Mankind has a habit of getting into conflicts. Even our earliest human ancestors found ways to make weapons out of whatever was lying around, and new research in New Guinea reveals that human bones actually made for some of the best, most durable weapons around.

Daggers made from the bones of deceased humans have been found in archeological sites, and many of them bare elaborate decorative touches. But these weren’t just display pieces; Scientists decided to test just how well a human bone serves in hand-to-hand combat and discovered that they can be incredibly deadly when carved.

The study, which was published in Royal Society Open Science, tested the durability and lethality of human bone daggers in an attempt to figure out whether they were primarily symbolic artifacts or truly deadly weapons.
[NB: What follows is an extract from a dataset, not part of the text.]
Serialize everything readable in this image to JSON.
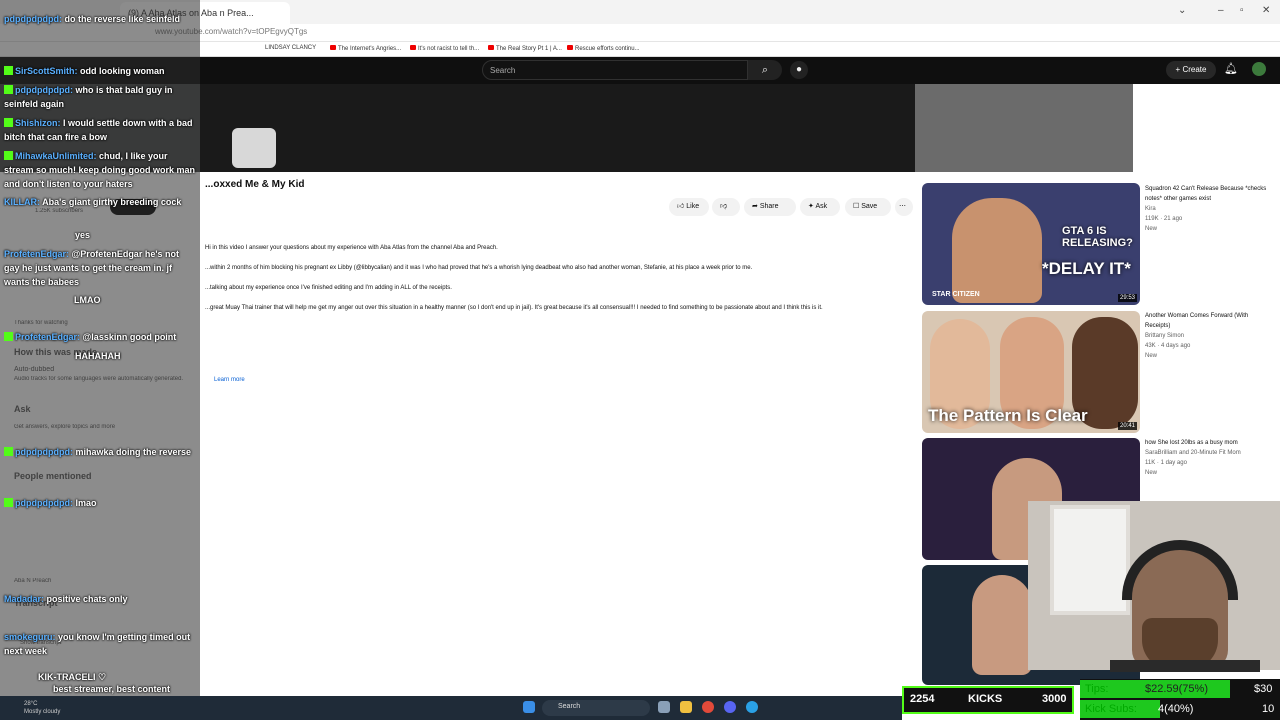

What they discovered was that human bones fashioned into pointed instruments are incredibly strong, even when compared to similar daggers made from the bones of other animals, and certain human bones are better as weapons than others.

Thighbones, it turns out, are the best of the best, demonstrating superior strength and resistance to bending than any other option. How did the scientists figure this little detail out? By using a bone dagger themselves, of course!

They bought a bone dagger made from the leg bone of the Cassowary, a large ground-dwelling bird, and put it through a series of tests, including using it to stab a urethane model to see how well it would hold up if stabbed into a human joint. The researchers also created full-scale models of other ancient daggers, including those made from human femurs, which were then tested for their strength and structural integrity. They compared daggers made from a human femur to those made of the legbone of a Cassowary and determined that the thighbone daggers were the best weapons.

“We found that human and cassowary bones have similar material properties and that the geometry of human bone daggers results in higher moments of inertia and a greater resistance to bending,” the researchers write. “Data from finite-element models corroborated the superior mechanical performance of human bone daggers, revealing greater resistance to larger loads with fewer failed elements.”

Human daggers were often made from the remains of prestigious individuals, which the researchers believe made them particularly sought-after. The practice of making such weapons has long since fizzled out, but once upon a time your thigh could have become a prized weapon of war. Neat?